Mali’s initiative, which is expected to cost $120 million, has the backing of the country’s major partners and is due to be rolled out in 2022. It aims to increase the number of healthcare professionals as well as providing free contraceptives and boosting healthcare for the elderly. Key to its success has been signing up new funding partners.
Currently, more than one in 10 of Mali’s children die before their fifth birthday. Latest estimates from the UN Child Mortality Agency (IGME) put the rate at 106 per 1,000 births. Although sub-Saharan Africa still has the world's worst infant mortality, death rates among under fives have halved since 2000.
If the Malian initiative succeeds it is likely to be adopted by other countries in pursuit of the UN’s Millennium Development Goals covering child mortality, health in pregnancy and fighting diseases like malaria and HIV.
Schemes to introduce free healthcare for Africa’s youngest children are not new. In 2010 the African Union and UN called for the introduction of healthcare free at the point of use for pregnant women and children under five. South Africa promptly set the pace by abolishing many healthcare charges.
Other countries followed and a 2016 study of Sierra Leone’s Free Healthcare Initiative found that, in its first four years, the initiative gave the people it treated a total of an extra 595,000 years of life at an annual cost of $6.2 per head of population.

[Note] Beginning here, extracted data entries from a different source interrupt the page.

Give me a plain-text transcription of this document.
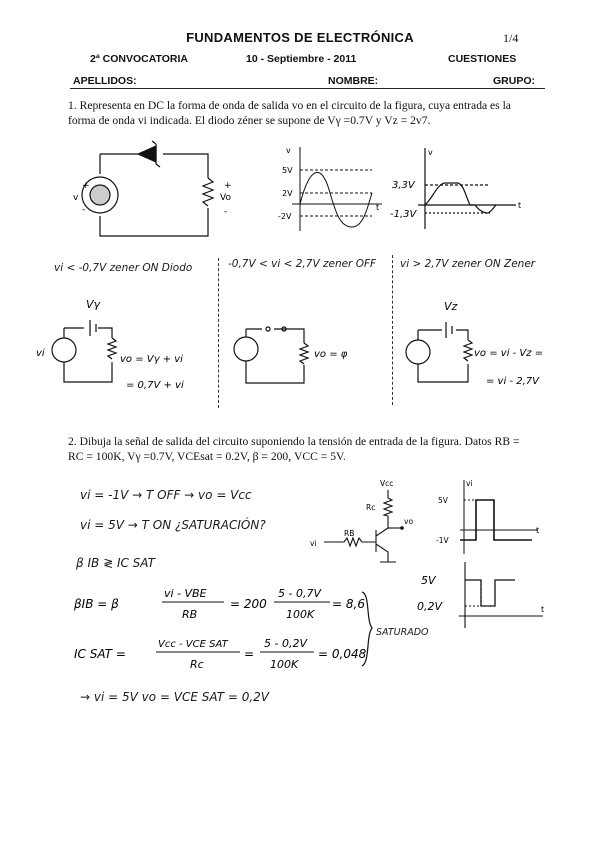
FUNDAMENTOS DE ELECTRÓNICA	1/4
2ª CONVOCATORIA	10 - Septiembre - 2011	CUESTIONES
APELLIDOS:	NOMBRE:	GRUPO:
1. Representa en DC la forma de onda de salida vo en el circuito de la figura, cuya entrada es la
forma de onda vi indicada. El diodo zéner se supone de Vγ =0.7V y Vz = 2v7.
+
v
-
+
Vo
-
v
5V
2V
-2V
t
3,3V
-1,3V
v
t
vi < -0,7V zener ON Diodo	-0,7V < vi < 2,7V zener OFF vi > 2,7V zener ON Zener
Vγ
vi
vo = Vγ + vi
= 0,7V + vi
vo = φ
Vz
vo = vi - Vz =
= vi - 2,7V
2. Dibuja la señal de salida del circuito suponiendo la tensión de entrada de la figura. Datos RB =
RC = 100K, Vγ =0.7V, VCEsat = 0.2V, β = 200, VCC = 5V.
vi = -1V → T OFF → vo = Vcc
vi = 5V → T ON ¿SATURACIÓN?
β IB ≷ IC SAT
βIB = β
vi - VBE
RB
= 200
5 - 0,7V
100K
= 8,6
IC SAT =
Vcc - VCE SAT
Rc
=
5 - 0,2V
100K
= 0,048
SATURADO
→ vi = 5V vo = VCE SAT = 0,2V
Vcc
Rc
RB
vo
vi
vi
5V
-1V
t
5V
0,2V	t
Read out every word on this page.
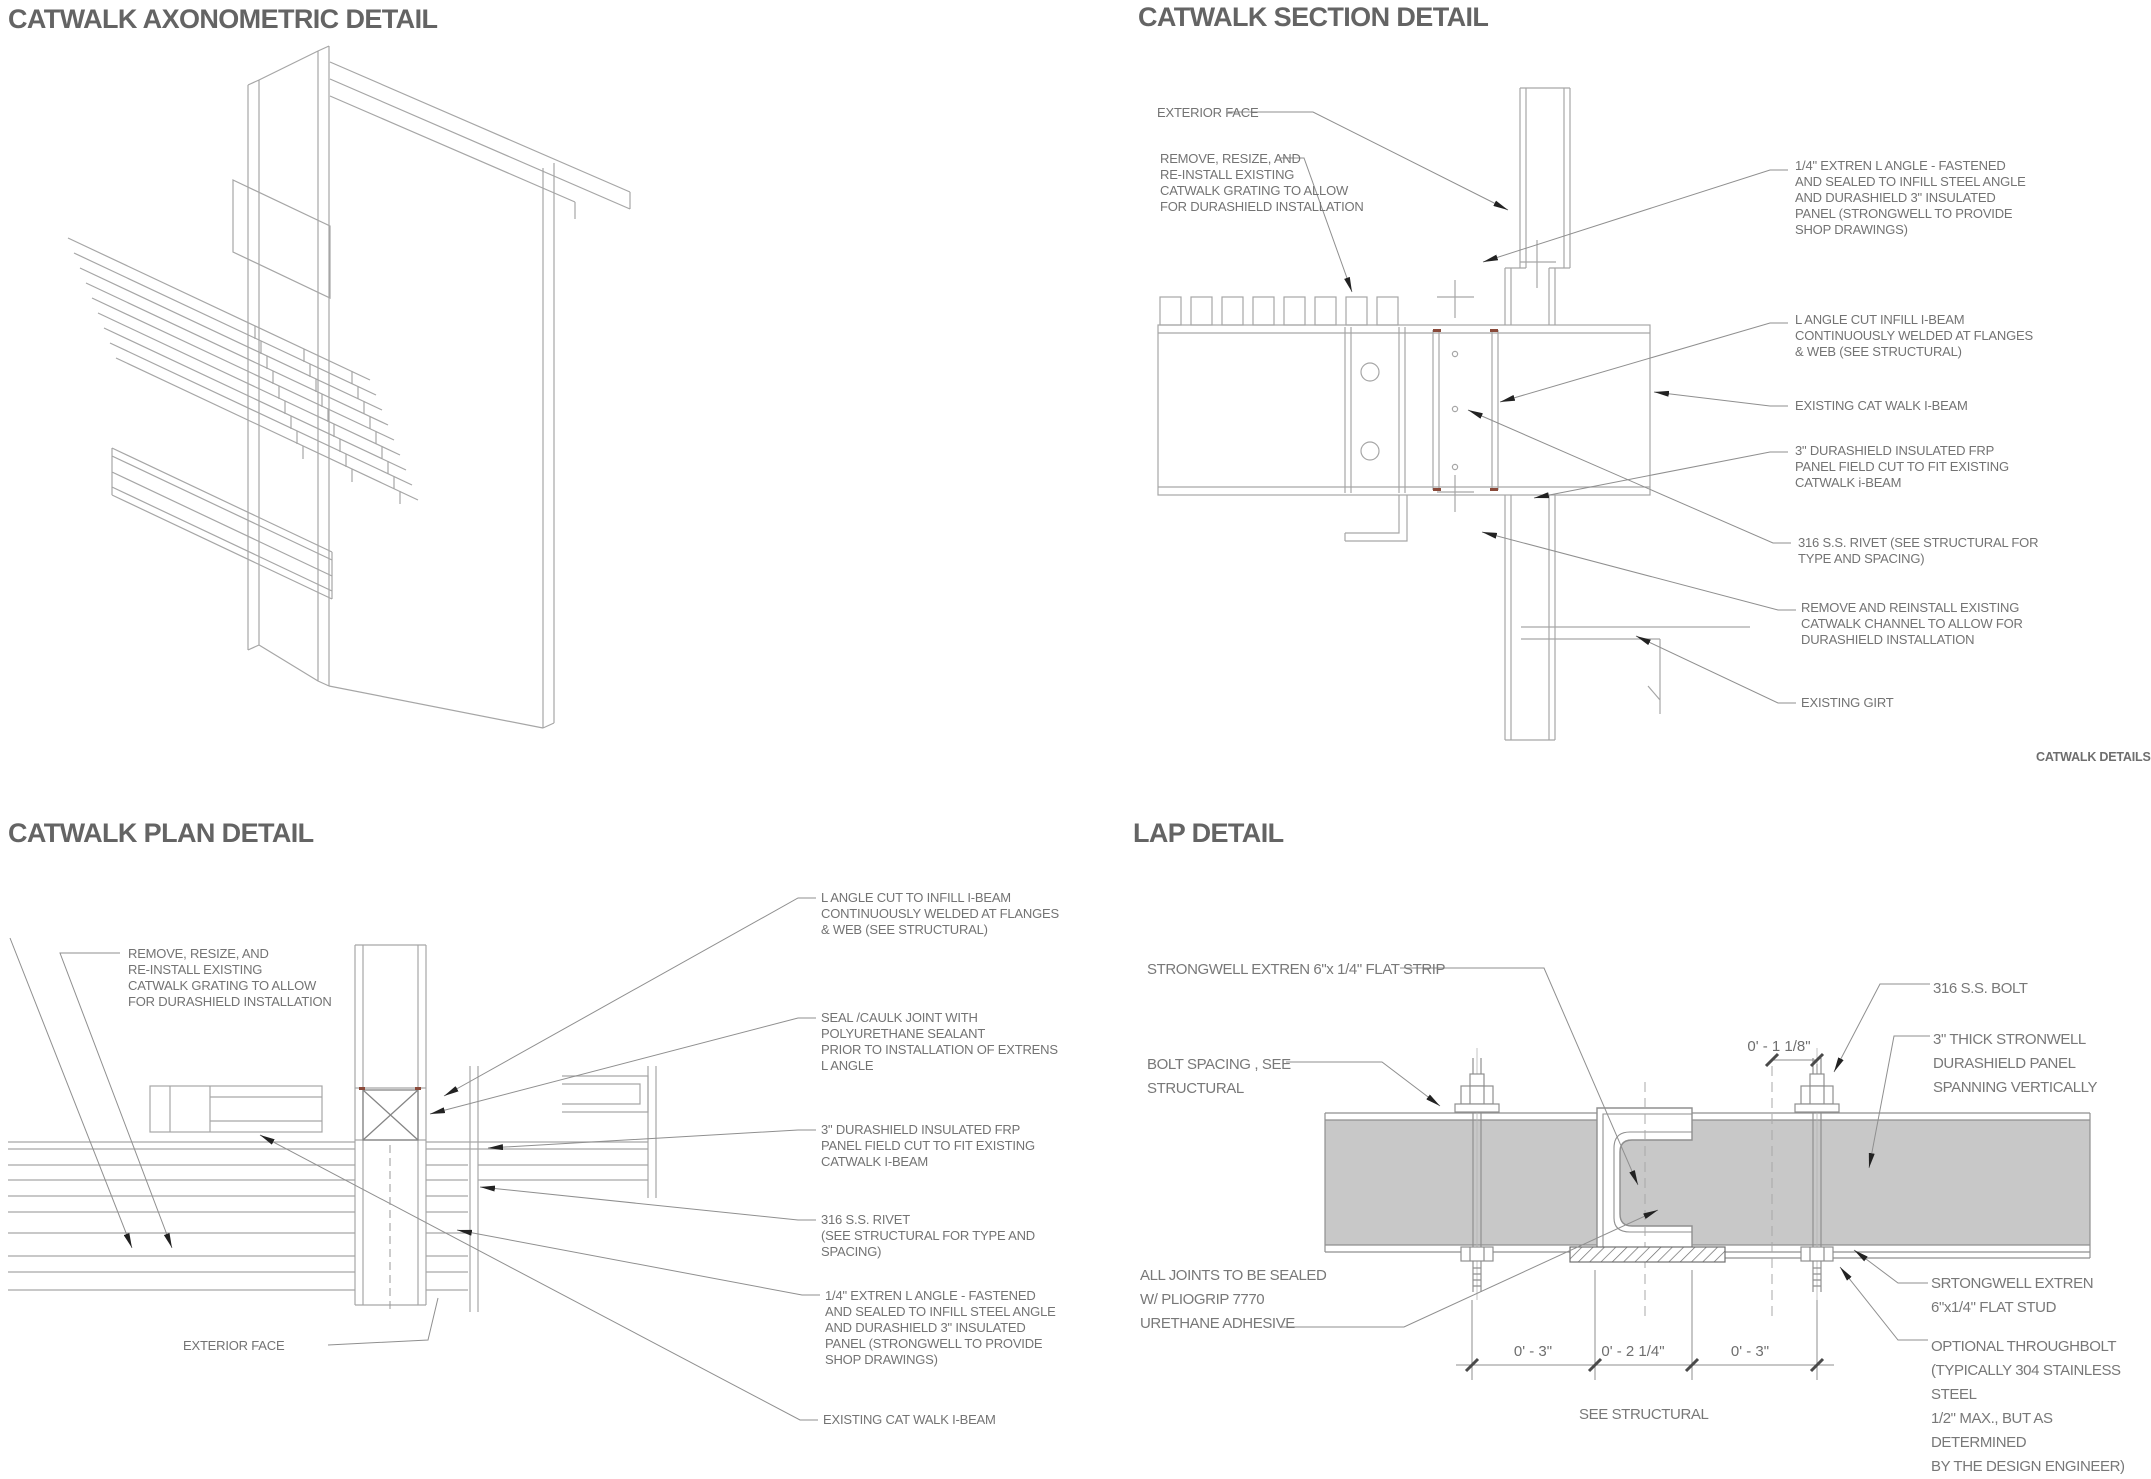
CATWALK AXONOMETRIC DETAIL	CATWALK SECTION DETAIL
CATWALK PLAN DETAIL	LAP DETAIL
CATWALK DETAILS
0' - 1 1/8"
0' - 3"	0' - 2 1/4"	0' - 3"
EXTERIOR FACE
REMOVE, RESIZE, AND
RE-INSTALL EXISTING
CATWALK GRATING TO ALLOW
FOR DURASHIELD INSTALLATION
1/4" EXTREN L ANGLE - FASTENED
AND SEALED TO INFILL STEEL ANGLE
AND DURASHIELD 3" INSULATED
PANEL (STRONGWELL TO PROVIDE
SHOP DRAWINGS)
L ANGLE CUT INFILL I-BEAM
CONTINUOUSLY WELDED AT FLANGES
& WEB (SEE STRUCTURAL)
EXISTING CAT WALK I-BEAM
3" DURASHIELD INSULATED FRP
PANEL FIELD CUT TO FIT EXISTING
CATWALK i-BEAM
316 S.S. RIVET (SEE STRUCTURAL FOR
TYPE AND SPACING)
REMOVE AND REINSTALL EXISTING
CATWALK CHANNEL TO ALLOW FOR
DURASHIELD INSTALLATION
EXISTING GIRT
REMOVE, RESIZE, AND
RE-INSTALL EXISTING
CATWALK GRATING TO ALLOW
FOR DURASHIELD INSTALLATION
EXTERIOR FACE
L ANGLE CUT TO INFILL I-BEAM
CONTINUOUSLY WELDED AT FLANGES
& WEB (SEE STRUCTURAL)
SEAL /CAULK JOINT WITH
POLYURETHANE SEALANT
PRIOR TO INSTALLATION OF EXTRENS
L ANGLE
3" DURASHIELD INSULATED FRP
PANEL FIELD CUT TO FIT EXISTING
CATWALK I-BEAM
316 S.S. RIVET
(SEE STRUCTURAL FOR TYPE AND
SPACING)
1/4" EXTREN L ANGLE - FASTENED
AND SEALED TO INFILL STEEL ANGLE
AND DURASHIELD 3" INSULATED
PANEL (STRONGWELL TO PROVIDE
SHOP DRAWINGS)
EXISTING CAT WALK I-BEAM
STRONGWELL EXTREN 6"x 1/4" FLAT STRIP
BOLT SPACING , SEE
STRUCTURAL
316 S.S. BOLT
3" THICK STRONWELL
DURASHIELD PANEL
SPANNING VERTICALLY
ALL JOINTS TO BE SEALED
W/ PLIOGRIP 7770
URETHANE ADHESIVE
SRTONGWELL EXTREN
6"x1/4" FLAT STUD
OPTIONAL THROUGHBOLT
(TYPICALLY 304 STAINLESS STEEL
1/2" MAX., BUT AS DETERMINED
BY THE DESIGN ENGINEER)
SEE STRUCTURAL
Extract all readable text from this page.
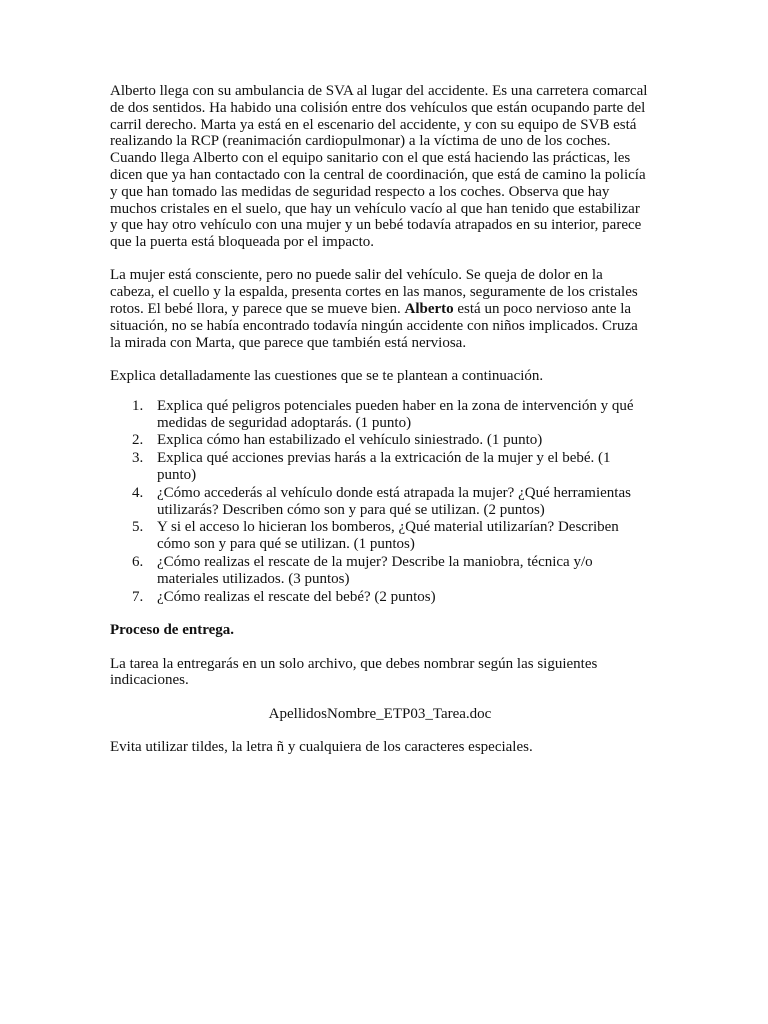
Alberto llega con su ambulancia de SVA al lugar del accidente. Es una carretera comarcal de dos sentidos. Ha habido una colisión entre dos vehículos que están ocupando parte del carril derecho. Marta ya está en el escenario del accidente, y con su equipo de SVB está realizando la RCP (reanimación cardiopulmonar) a la víctima de uno de los coches. Cuando llega Alberto con el equipo sanitario con el que está haciendo las prácticas, les dicen que ya han contactado con la central de coordinación, que está de camino la policía y que han tomado las medidas de seguridad respecto a los coches. Observa que hay muchos cristales en el suelo, que hay un vehículo vacío al que han tenido que estabilizar y que hay otro vehículo con una mujer y un bebé todavía atrapados en su interior, parece que la puerta está bloqueada por el impacto.

La mujer está consciente, pero no puede salir del vehículo. Se queja de dolor en la cabeza, el cuello y la espalda, presenta cortes en las manos, seguramente de los cristales rotos. El bebé llora, y parece que se mueve bien. Alberto está un poco nervioso ante la situación, no se había encontrado todavía ningún accidente con niños implicados. Cruza la mirada con Marta, que parece que también está nerviosa.

Explica detalladamente las cuestiones que se te plantean a continuación.

1. Explica qué peligros potenciales pueden haber en la zona de intervención y qué medidas de seguridad adoptarás. (1 punto)
2. Explica cómo han estabilizado el vehículo siniestrado. (1 punto)
3. Explica qué acciones previas harás a la extricación de la mujer y el bebé. (1 punto)
4. ¿Cómo accederás al vehículo donde está atrapada la mujer? ¿Qué herramientas utilizarás? Describen cómo son y para qué se utilizan. (2 puntos)
5. Y si el acceso lo hicieran los bomberos, ¿Qué material utilizarían? Describen cómo son y para qué se utilizan. (1 puntos)
6. ¿Cómo realizas el rescate de la mujer? Describe la maniobra, técnica y/o materiales utilizados. (3 puntos)
7. ¿Cómo realizas el rescate del bebé? (2 puntos)

Proceso de entrega.

La tarea la entregarás en un solo archivo, que debes nombrar según las siguientes indicaciones.

ApellidosNombre_ETP03_Tarea.doc

Evita utilizar tildes, la letra ñ y cualquiera de los caracteres especiales.
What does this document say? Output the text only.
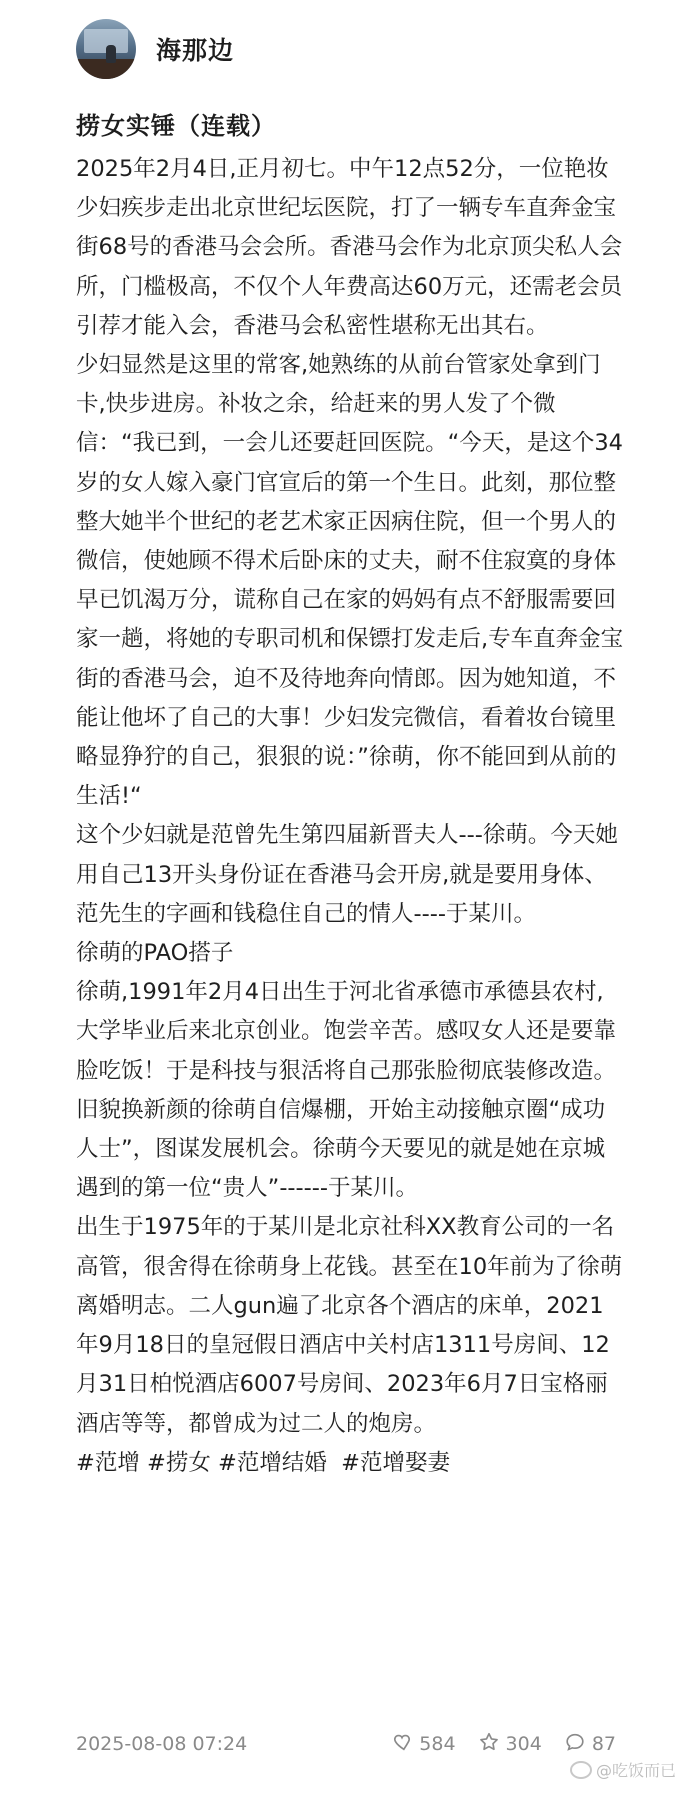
海那边
捞女实锤（连载）

2025年2月4日,正月初七。中午12点52分，一位艳妆少妇疾步走出北京世纪坛医院，打了一辆专车直奔金宝街68号的香港马会会所。香港马会作为北京顶尖私人会所，门槛极高，不仅个人年费高达60万元，还需老会员引荐才能入会，香港马会私密性堪称无出其右。

少妇显然是这里的常客,她熟练的从前台管家处拿到门卡,快步进房。补妆之余，给赶来的男人发了个微信：“我已到，一会儿还要赶回医院。“今天，是这个34岁的女人嫁入豪门官宣后的第一个生日。此刻，那位整整大她半个世纪的老艺术家正因病住院，但一个男人的微信，使她顾不得术后卧床的丈夫，耐不住寂寞的身体早已饥渴万分，谎称自己在家的妈妈有点不舒服需要回家一趟，将她的专职司机和保镖打发走后,专车直奔金宝街的香港马会，迫不及待地奔向情郎。因为她知道，不能让他坏了自己的大事！少妇发完微信，看着妆台镜里略显狰狞的自己，狠狠的说：”徐萌，你不能回到从前的生活!“

这个少妇就是范曾先生第四届新晋夫人---徐萌。今天她用自己13开头身份证在香港马会开房,就是要用身体、范先生的字画和钱稳住自己的情人----于某川。

徐萌的PAO搭子

徐萌,1991年2月4日出生于河北省承德市承德县农村,大学毕业后来北京创业。饱尝辛苦。感叹女人还是要靠脸吃饭！于是科技与狠活将自己那张脸彻底装修改造。旧貌换新颜的徐萌自信爆棚，开始主动接触京圈“成功人士”，图谋发展机会。徐萌今天要见的就是她在京城遇到的第一位“贵人”------于某川。

出生于1975年的于某川是北京社科XX教育公司的一名高管，很舍得在徐萌身上花钱。甚至在10年前为了徐萌离婚明志。二人gun遍了北京各个酒店的床单，2021年9月18日的皇冠假日酒店中关村店1311号房间、12月31日柏悦酒店6007号房间、2023年6月7日宝格丽酒店等等，都曾成为过二人的炮房。

#范增 #捞女 #范增结婚  #范增娶妻

2025-08-08 07:24	584	304	87
@吃饭而已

Some countries were less successful. Analysis of projects in Africa in the development journal Afrique Contemporaine found other schemes were undermined by multiple factors from rushed implementation and poor organization to inadequate funding and a shortage of doctors, nurses and drugs.
The first comprehensive approach to providing healthcare in Africa was set out in the Bamako Initiative, agreed by African health ministers in 1987. Sponsored by the UN and WHO, it sought to provide a framework based on a mix of state and NGO funding with user fees.
Since then, opinion has turned against charging fees to patients. A study by a team led by Dr Valéry Ridde of the University of Montreal Hospital Research Centre argued that, however low, fees discouraged people from seeking help. The study also said that, if properly planned, free healthcare was affordable and very effective.
Evidence that this approach works came last year when a team behind a seven-year project to bring free healthcare to under fives and their mothers in a suburb of the Malian capital Bamako reported that they had cut the local infant mortality rate from 154 deaths per 1,000 births to just seven.
The World Economic Forum is playing its part in tackling the global challenge to deliver affordable, quality healthcare. Its Value in Healthcare project reported last year offering guidance for policymakers on how to transform healthcare systems worldwide.
The challenge to deliver healthcare to the expected 9.8 billion world citizens by 2050 is being addressed by the Forum’s Global Future Council of Health and Healthcare, co-led by former New Zealand Prime Minister Helen Clark and Francesca Colombo, Head of Health at the Organization for Economic Co-operation and Development (OECD).